Around the time John Turturro’s musical “Romance and Cigarettes” was loosened from its distribution limbo in 2007, brought on by the takeover of its distributor United Artists by Sony, one of the film’s stars James Gandolfini remarked to the New York Times, “There’s at least $3 million of weirdos out there who’d go to see it. I probably know half of them.”
That film played in Italy for seven months, and Turturro’s directorial follow-up “Passione,” a documentary of sorts about the enduring musical tradition of Naples, would appear to be a case of giving his audience more of what they want. Free of the necessity of a narrative, Turturro doesn’t recount a history of Italian music so much as get inside it, staging scenes for musicians to act out the lyrics of their melodies and imagining the city as a place where residents break into song on street corners.
“This is a city painted with song,” Turturro says during one of his periodical interludes, breaks that arrive as if he were a DJ rather than a tour guide, though the film is keenly aware of the beautiful scenery and distinctive residents to capture on camera. Names of famed crooners like Sergio Bruni and Angela Luce are tossed around like so much spaghetti, but the aim of “Passione” is loftier than the best-of collection that easily could’ve resulted. The structure is loose to reflect the unbridled nature of music and works well in demonstrating the variety of genres and stylings, particularly when Turturro takes a classic like “O Sole Mio” and shows its evolution from a standard sung by the golden-throated Bruni through its many reinterpretations leading to a more rhythmic cover by M’Barka Ben Taleb in the present day.
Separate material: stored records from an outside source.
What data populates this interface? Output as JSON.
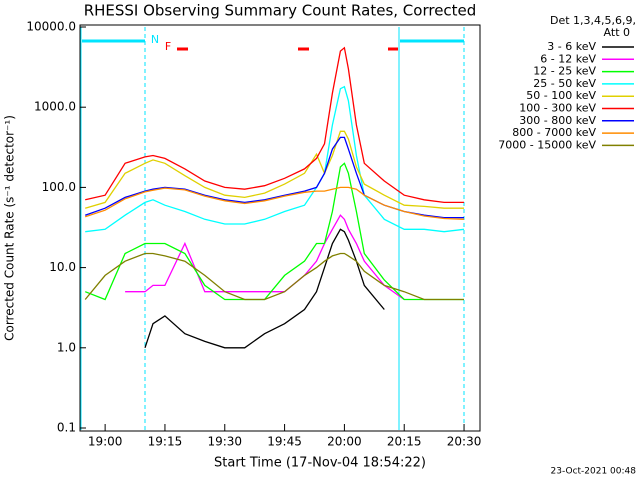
{
  "chart_data": {
    "type": "line",
    "title": "RHESSI Observing Summary Count Rates, Corrected",
    "x_label": "Start Time (17-Nov-04 18:54:22)",
    "y_label": "Corrected Count Rate (s⁻¹ detector⁻¹)",
    "legend_header": [
      "Det 1,3,4,5,6,9,",
      "Att 0"
    ],
    "legend": "right",
    "annotations": [
      "N",
      "F"
    ],
    "footer": "23-Oct-2021 00:48",
    "log_y": true,
    "xlim": [
      1133.7,
      1234
    ],
    "ylim": [
      0.1,
      10000
    ],
    "xticks": [
      {
        "value": 1140,
        "label": "19:00"
      },
      {
        "value": 1155,
        "label": "19:15"
      },
      {
        "value": 1170,
        "label": "19:30"
      },
      {
        "value": 1185,
        "label": "19:45"
      },
      {
        "value": 1200,
        "label": "20:00"
      },
      {
        "value": 1215,
        "label": "20:15"
      },
      {
        "value": 1230,
        "label": "20:30"
      }
    ],
    "yticks": [
      {
        "value": 0.1,
        "label": "0.1"
      },
      {
        "value": 1,
        "label": "1.0"
      },
      {
        "value": 10,
        "label": "10.0"
      },
      {
        "value": 100,
        "label": "100.0"
      },
      {
        "value": 1000,
        "label": "1000.0"
      },
      {
        "value": 10000,
        "label": "10000.0"
      }
    ],
    "x": [
      1135,
      1140,
      1145,
      1150,
      1152,
      1155,
      1160,
      1165,
      1170,
      1175,
      1180,
      1185,
      1190,
      1193,
      1195,
      1197,
      1199,
      1200,
      1201,
      1203,
      1205,
      1210,
      1215,
      1220,
      1225,
      1230
    ],
    "series": [
      {
        "name": "3 - 6 keV",
        "color": "#000000",
        "values": [
          null,
          null,
          null,
          1,
          2,
          2.5,
          1.5,
          1.2,
          1,
          1,
          1.5,
          2,
          3,
          5,
          10,
          20,
          30,
          28,
          22,
          12,
          6,
          3,
          null,
          null,
          null,
          null
        ]
      },
      {
        "name": "6 - 12 keV",
        "color": "#ff00ff",
        "values": [
          null,
          null,
          5,
          5,
          6,
          6,
          20,
          5,
          5,
          5,
          5,
          5,
          8,
          12,
          20,
          30,
          45,
          40,
          30,
          20,
          12,
          6,
          4,
          null,
          null,
          null
        ]
      },
      {
        "name": "12 - 25 keV",
        "color": "#00ff00",
        "values": [
          5,
          4,
          15,
          20,
          20,
          20,
          15,
          6,
          4,
          4,
          4,
          8,
          12,
          20,
          20,
          50,
          180,
          200,
          150,
          50,
          15,
          7,
          4,
          4,
          4,
          4
        ]
      },
      {
        "name": "25 - 50 keV",
        "color": "#00ffff",
        "values": [
          28,
          30,
          45,
          65,
          70,
          60,
          50,
          40,
          35,
          35,
          40,
          50,
          60,
          100,
          150,
          600,
          1700,
          1800,
          1200,
          250,
          80,
          40,
          30,
          30,
          28,
          30
        ]
      },
      {
        "name": "50 - 100 keV",
        "color": "#e0d000",
        "values": [
          55,
          65,
          150,
          200,
          220,
          200,
          140,
          100,
          80,
          75,
          85,
          110,
          150,
          260,
          150,
          250,
          500,
          500,
          400,
          180,
          110,
          80,
          60,
          58,
          55,
          55
        ]
      },
      {
        "name": "100 - 300 keV",
        "color": "#ff0000",
        "values": [
          70,
          80,
          200,
          240,
          250,
          230,
          170,
          120,
          100,
          95,
          105,
          130,
          170,
          230,
          350,
          1500,
          5000,
          5500,
          3000,
          600,
          200,
          120,
          80,
          70,
          65,
          65
        ]
      },
      {
        "name": "300 - 800 keV",
        "color": "#0000ff",
        "values": [
          45,
          55,
          75,
          90,
          95,
          100,
          95,
          80,
          70,
          65,
          70,
          80,
          90,
          100,
          150,
          300,
          420,
          420,
          300,
          150,
          80,
          60,
          50,
          45,
          42,
          42
        ]
      },
      {
        "name": "800 - 7000 keV",
        "color": "#ff8c00",
        "values": [
          43,
          52,
          72,
          88,
          92,
          98,
          93,
          78,
          68,
          63,
          68,
          78,
          87,
          90,
          90,
          95,
          100,
          100,
          100,
          95,
          80,
          60,
          50,
          44,
          41,
          40
        ]
      },
      {
        "name": "7000 - 15000 keV",
        "color": "#808000",
        "values": [
          4,
          8,
          12,
          15,
          15,
          14,
          12,
          8,
          5,
          4,
          4,
          5,
          8,
          10,
          12,
          14,
          15,
          15,
          14,
          12,
          9,
          6,
          5,
          4,
          4,
          4
        ]
      }
    ]
  }
}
The approach keeps the film going at a rapid clip, and no doubt the already converted will lose themselves in “Passione,” but for others, it may prove exhausting as there’s no foundation to hold onto when Turturro’s intention is let the film fly from one musical sequence to another. It’s telling that Turturro keeps his presence in the film limited until near the end, picking up a shovel and enthusiastically joining the chorus for a rousing version of “Caravan Petrol” set in the dusty plains, as if he personally let the music overwhelm him and couldn’t stand being behind the camera any longer.
Turturro is able to sit still long enough to conduct interviews with a motley assortment of subjects, from James Senese, a saxophonist who discusses being persecuted for his mixed-race heritage to Don Alfonso, a chef who reminisces about his mother after Turturro off-camera goads him into belting a tune. The latter feels far less forced than the former since the film flows more freely when it sticks to its inherently playful tone and its attempts to shoehorn in context (such as a speedy montage of World War II) don’t feel fully baked, which is unfortunate since Turturro’s thesis, as verbalized by one of his man-on-the-street interviews, that the myriad of musical influences has been a result of Naples constantly changing hands between invaders for centuries deserves further exploration.
However, “Passione” succeeds at being as entertaining as its subject matter, replicating the “avalanche” of sound, as Turturro terms it, that’s as bombastic as that other film he starred in this summer, “Transformers: Dark of the Moon,” only here it’s in the service of something entirely human.
P.S. If fans of former “Doogie Howser” star Max Casella need additional incentive, they should know he’s singing for the first time on camera since 1992’s “Newsies.”